Now, consider this. If R.A. Dickey was a fastball pitcher -- or even a cut-fastball pitcher -- and was suddenly, after years of struggling, having a 12-1 season and leading the league in strikeouts at age 37, wouldn't the logical conclusion be that he was on some kind of performance enhancing drug? That really is what everyone would be thinking, right? But no PEDs known to man can help a pitcher who throws a pitch that is at least 10 mph slower than the average major league fastball. Unless, unless...there is some new kind of PED you can take to slow your pitches down. Or, suppose...suppose someone had actually found a way to inject the PEDs into the baseball itself!
That way the pitcher could never get caught? Who bothers to test baseballs for drug use?

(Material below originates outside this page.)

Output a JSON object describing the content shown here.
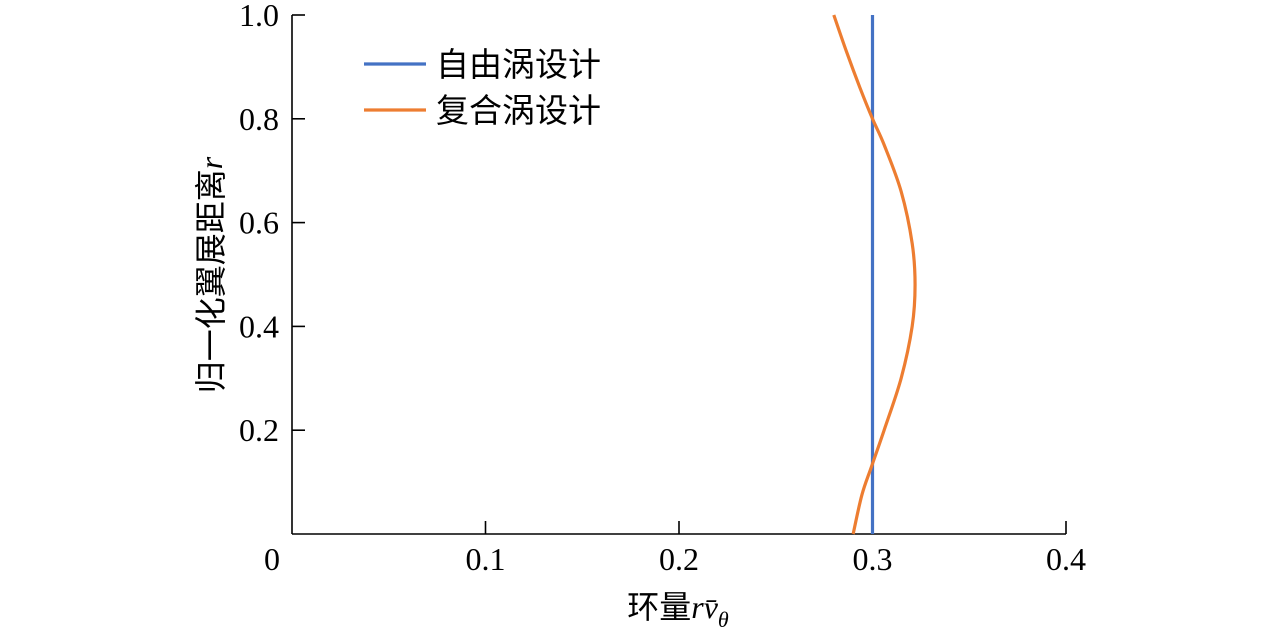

After all, as Rob Neyer recently put it on SBNation, "R.A. Dickey is probably throwing a pitch that no professional batter had ever seen before he started throwing it..People wonder how he's doing this, and can he keep doing it. Over the last month, he's doing it by throwing knuckleballs faster than anyone's ever thrown them. No, scratch that. Dickey had thrown those knuckleballs before this recent run. What's changed is that he's now throwing more of those fast knuckleballs."
Neyer called in a couple of witnesses on this subject, including ESPN.com. Mark Simon, who claims that in Dickey's second one-hitter "He threw 35 knuckleballs at 80 mph or faster, the third straight start in which he's thrown at least 30 knuckleballs at that speed."
John Candiotti calls Dickey's pitch "A power knuckleball. It doesn't dance al over the place. But it's got one hard movement."
Jim Bouton, who revived his own major league career by learning to throw the knuckler, pinned down the real difference between Dickey's and all previous K-balls: "If you're throwing 80 mph, it only needs to break two inches."
Think about the words that are being associated with this pitch - "a faster knuckleball," "power knuckleball" - you associate those adjectives with PEDs, right? And the terms Dickey himself used about his pitch - angry knuckleball. Could that be a byproduct of 'Roid rage? When someone in baseball does something that has never been done before, it's always a little suspicious. When I look at R.A. Dickey, he doesn't seem like someone who's on performance enchaining drugs, but what if he's found a way to juice his baseballs - if he's got some kind of needle on his belt buckle or something, it would explain an awful lot that up to now has been inexplicable.